Can employers reject leave applications over December?
Employers have dedicated much of the year to implementing adequate health and safety measures in the workplace, including placing employees on paid sick leave at the onset of Covid-19 symptoms or following exposure to the virus. Employers may be wondering when “enough is enough” and how this impacts on requests for leave this holiday season.
Sick leave has been taken at unprecedented rates in the past year. This raises a number of pertinent questions, including: What are employers to do if their employees have exhausted all their paid sick leave entitlement due to Covid-19 infection or exposure and they nevertheless request leave over the holiday period? Is the position different where the employee contracted or was exposed to Covid-19 at the workplace?
Annual vs sick leave
In terms of sections 6(3)((b)(iii) and 6(7)(c) of the Consolidated Direction on Occupational Health and Safety Measures in Certain Workplaces, dated 11 June 2021, employees excluded from the workplace due to Covid-19 symptoms or exposure will use their paid sick leave entitlements under the Basic Conditions of Employment Act 75 of 1997 (BCEA) during the period(s) of absence. When sick leave under the BCEA has been exhausted, employees can apply for illness benefits in terms of the Unemployment Insurance Act 63 of 2001.
Missing work due to Covid-19 exposure, the effects of long Covid, or any other health ailment may result in employees’ extended absence from the workplace. Employers may be tempted to refuse annual leave requests from employees who have been absent from work due to ill health and who have exhausted their sick leave entitlement under the BCEA. However, it is not reasonable or fair to select which employees may or may not enjoy their annual leave entitlements on the basis of health or on the basis that an employee has exhausted their sick leave entitlement, as the entitlement to annual leave is distinct from the entitlement to sick leave. In addition, and in terms of the BCEA, employees are afforded a minimum number of days annual leave a year in recognition of the importance of them having leisure time away from work.
Notwithstanding the importance of annual leave, it remains reasonable and lawful for an employer to refuse an employee’s leave application based on its operational needs, such as where the timing of the leave will have a detrimental effect on the business, or if the business is short staffed at the time.
Case law
It has long been established that employees do not have a right to take annual leave based solely on when it suits them. The court in Ludick v Rural Maintenance [2014] (LC) reiterated that section 20(10)(a) of the BCEA contemplates employees enjoying their annual leave at a time mutually agreed between the employer and employee.
Based on their operational needs, employers may potentially block out periods of the year which are particularly busy, during which time employees will not be permitted to take annual leave. This is permissible having regard to section 20(10)(b) of the BCEA, which provides that an employer may determine the time at which leave may be taken, where no agreement is reached.
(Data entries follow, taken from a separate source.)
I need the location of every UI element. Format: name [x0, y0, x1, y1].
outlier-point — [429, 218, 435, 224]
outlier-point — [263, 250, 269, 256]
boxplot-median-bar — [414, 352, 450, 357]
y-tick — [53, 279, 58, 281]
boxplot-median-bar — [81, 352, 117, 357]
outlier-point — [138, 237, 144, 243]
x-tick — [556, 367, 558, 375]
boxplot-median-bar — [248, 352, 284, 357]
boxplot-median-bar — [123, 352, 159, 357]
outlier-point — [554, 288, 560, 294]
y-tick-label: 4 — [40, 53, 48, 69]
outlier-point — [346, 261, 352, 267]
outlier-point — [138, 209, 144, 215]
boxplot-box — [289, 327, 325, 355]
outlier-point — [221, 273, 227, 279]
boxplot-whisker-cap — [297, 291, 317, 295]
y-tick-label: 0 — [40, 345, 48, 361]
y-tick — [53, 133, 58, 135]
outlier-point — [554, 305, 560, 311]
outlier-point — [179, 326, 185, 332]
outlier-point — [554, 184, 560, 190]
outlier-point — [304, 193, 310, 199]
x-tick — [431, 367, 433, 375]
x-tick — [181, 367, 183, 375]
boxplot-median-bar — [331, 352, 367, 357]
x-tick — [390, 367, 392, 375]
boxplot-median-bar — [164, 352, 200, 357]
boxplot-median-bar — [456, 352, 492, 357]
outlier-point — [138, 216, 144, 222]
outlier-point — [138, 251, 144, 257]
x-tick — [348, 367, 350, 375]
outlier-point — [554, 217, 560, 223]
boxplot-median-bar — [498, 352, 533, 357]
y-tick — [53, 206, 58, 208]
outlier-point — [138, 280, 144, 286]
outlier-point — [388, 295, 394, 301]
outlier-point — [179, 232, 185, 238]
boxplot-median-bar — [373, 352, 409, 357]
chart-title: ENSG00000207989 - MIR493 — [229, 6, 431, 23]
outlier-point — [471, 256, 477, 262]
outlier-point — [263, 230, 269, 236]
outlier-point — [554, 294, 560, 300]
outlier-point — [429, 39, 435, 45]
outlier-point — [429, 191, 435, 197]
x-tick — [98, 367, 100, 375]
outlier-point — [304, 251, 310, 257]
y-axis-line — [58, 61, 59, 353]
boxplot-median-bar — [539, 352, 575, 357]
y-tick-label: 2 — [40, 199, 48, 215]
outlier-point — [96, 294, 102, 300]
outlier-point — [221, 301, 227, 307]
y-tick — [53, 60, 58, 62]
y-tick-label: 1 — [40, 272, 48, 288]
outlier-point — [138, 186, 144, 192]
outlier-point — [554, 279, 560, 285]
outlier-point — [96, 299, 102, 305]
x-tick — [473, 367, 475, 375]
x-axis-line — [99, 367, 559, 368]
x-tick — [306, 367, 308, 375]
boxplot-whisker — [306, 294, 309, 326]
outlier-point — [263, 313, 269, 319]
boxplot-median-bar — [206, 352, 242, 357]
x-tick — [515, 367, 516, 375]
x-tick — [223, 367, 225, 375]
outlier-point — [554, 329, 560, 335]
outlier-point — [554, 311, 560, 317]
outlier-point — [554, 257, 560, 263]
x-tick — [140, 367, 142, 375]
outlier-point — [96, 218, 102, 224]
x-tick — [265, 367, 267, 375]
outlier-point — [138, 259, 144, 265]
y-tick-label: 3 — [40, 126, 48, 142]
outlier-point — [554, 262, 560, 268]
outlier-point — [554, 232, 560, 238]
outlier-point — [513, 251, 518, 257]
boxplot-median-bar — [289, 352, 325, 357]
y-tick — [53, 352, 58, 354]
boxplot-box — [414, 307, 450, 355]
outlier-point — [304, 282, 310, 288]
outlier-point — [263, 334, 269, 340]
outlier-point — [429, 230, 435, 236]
Employers may, in appropriate circumstances, refuse an employee’s request for annual leave, provided that the employee is not being singled out for different treatment because they may have taken all their sick leave entitlement and, in addition, the employee is not prevented from using their annual leave entitlement in the annual leave cycle or the six months following the completion of the cycle.
There is no distinction between employees who contracted Covid-19 at work or any other employees when considering the grounds to grant or refuse annual leave.